- Après une activité intellectuelle intense, les personnes fatiguées montrent l'émergence de zones avec des ondes de sommeil typiques dans certaines zones du cortex frontal, qui étaient complètement absentes dans d'autres.
- Cela se traduit par une propension accrue à faire des actes agressifs dans un contexte de choix socialement pertinent.
- "Ces données ont des implications importantes pour de nombreuses situations de la vie quotidienne, y compris les transactions économiques et les accords juridiques", selon les auteurs.
Lassitude, inefficacité, épuisement… Ce sont les mots employés après une activité intellectuelle intense. Lorsqu’un certain degré de fatigue mentale s'installe, notre comportement peut changer, plus précisément on peut agir de manière hostile. C’est ce qu’ont récemment constaté des chercheurs en neurosciences et en économie de l'IMT School of Advanced Studies Lucca (Italie). Pour parvenir à cette conclusion, ils ont mené une étude, dont les résultats ont été publiés dans la revue Proceedings of the National Academy of Sciences (PNAS).
La fatigue mentale entraîne une hausse de l'activité cérébrale de type sommeil et des actes agressifs
Dans le cadre des recherches, l’équipe a recruté 44 adultes qui ont effectué des tâches cognitives d’une heure au lieu de 15 minutes. Ensuite, les participants ont joué à des jeux économiques qui exigeaient différents degrés d'agressivité et de coopération, notamment le jeu dit "de l'épervier et de la colombe". Dans ce jeu, des ressources limitées doivent être partagées dans une situation d'environnement hostile, les personnes ayant le choix entre collaborer ou adopter un comportement autoritaire, ce qui peut entraîner la perte de ressources pour les deux parties.

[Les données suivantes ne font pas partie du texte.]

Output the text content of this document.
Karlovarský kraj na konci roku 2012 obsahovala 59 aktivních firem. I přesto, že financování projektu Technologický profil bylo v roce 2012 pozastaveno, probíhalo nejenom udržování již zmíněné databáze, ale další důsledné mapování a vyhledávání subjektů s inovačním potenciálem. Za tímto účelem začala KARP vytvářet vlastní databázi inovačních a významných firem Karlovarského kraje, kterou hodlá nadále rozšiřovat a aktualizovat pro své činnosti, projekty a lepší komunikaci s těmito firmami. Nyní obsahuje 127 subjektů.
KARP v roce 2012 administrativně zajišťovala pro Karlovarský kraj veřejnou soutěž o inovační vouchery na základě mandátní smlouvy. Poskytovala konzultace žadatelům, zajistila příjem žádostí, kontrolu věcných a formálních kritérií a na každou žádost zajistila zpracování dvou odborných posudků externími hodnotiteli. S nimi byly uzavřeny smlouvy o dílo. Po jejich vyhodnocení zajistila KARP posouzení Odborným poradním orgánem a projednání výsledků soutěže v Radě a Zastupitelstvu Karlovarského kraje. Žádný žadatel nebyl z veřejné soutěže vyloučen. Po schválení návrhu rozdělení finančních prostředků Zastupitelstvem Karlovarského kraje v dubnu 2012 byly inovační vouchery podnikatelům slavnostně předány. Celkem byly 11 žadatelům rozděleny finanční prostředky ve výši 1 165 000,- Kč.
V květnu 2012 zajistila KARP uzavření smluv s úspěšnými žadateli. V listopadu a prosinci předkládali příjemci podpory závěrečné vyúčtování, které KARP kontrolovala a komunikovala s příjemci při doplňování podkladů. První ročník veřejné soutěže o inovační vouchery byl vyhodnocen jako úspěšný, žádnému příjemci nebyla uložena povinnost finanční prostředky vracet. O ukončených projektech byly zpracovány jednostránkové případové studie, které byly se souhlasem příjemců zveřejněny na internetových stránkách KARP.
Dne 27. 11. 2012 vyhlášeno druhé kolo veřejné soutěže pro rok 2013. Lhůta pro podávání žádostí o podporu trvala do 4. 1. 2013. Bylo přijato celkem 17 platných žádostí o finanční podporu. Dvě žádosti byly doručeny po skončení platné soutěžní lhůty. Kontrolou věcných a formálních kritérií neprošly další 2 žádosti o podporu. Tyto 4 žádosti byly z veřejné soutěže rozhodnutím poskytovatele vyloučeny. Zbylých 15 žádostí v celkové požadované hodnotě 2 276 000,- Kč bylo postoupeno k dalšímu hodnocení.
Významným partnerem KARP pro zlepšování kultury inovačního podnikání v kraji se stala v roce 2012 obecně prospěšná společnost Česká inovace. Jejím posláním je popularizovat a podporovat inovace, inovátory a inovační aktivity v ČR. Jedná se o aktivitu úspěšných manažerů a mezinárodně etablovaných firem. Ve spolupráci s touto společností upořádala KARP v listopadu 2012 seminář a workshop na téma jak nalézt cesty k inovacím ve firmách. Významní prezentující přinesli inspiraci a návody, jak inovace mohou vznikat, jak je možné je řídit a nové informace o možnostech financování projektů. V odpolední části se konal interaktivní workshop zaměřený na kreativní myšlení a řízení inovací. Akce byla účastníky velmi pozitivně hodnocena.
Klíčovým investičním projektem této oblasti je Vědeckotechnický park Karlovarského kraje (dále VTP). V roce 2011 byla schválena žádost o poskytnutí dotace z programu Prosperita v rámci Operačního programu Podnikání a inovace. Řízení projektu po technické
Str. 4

Pendant toute l’intervention, leur activité cérébrale a été analysée grâce à un électroencéphalogramme (EEG).
D’après les résultats, par rapport à un groupe témoin non soumis à la fatigue mentale prolongée, les volontaires ayant fait des tâches cognitives et joués aux jeux économiques se sont révélés moins coopératifs et plus hostiles. Plus précisément, le taux de coopération pacifique est passé de 86 % dans le groupe "sans fatigue" à 41 % dans le groupe épuisé mentalement. De tels changements de comportement sont liés un phénomène, appelé "sommeil local", que les auteurs ont identifié. Ce dernier se produit lorsque certaines zones cérébrales d’une personne éveillée commencent à montrer sur l’électroencéphalogramme une activité neuronale typique observée pendant le sommeil, à savoir des ondes delta. "L'apparition locale d'ondes lentes de type sommeil peut conduire à un désengagement des zones frontales et expliquer la capacité réduite des individus à exercer un contrôle de soi efficace", peut-on lire dans les travaux.
Fatigue mentale : "des implications importantes pour de nombreuses situations de la vie quotidienne"
"Dans l'ensemble, ces données ont des implications importantes pour de nombreuses situations de la vie quotidienne, y compris les transactions économiques et les accords juridiques, car ils démontrent que lorsque le cerveau est 'fatigué', nous pouvons faire des choix qui vont même à l'encontre de nos propres intérêts. En fait, c'est ce que les gens font également dans la plupart des actes criminels", a conclu Pietro Pietrini, qui a participé à l’étude.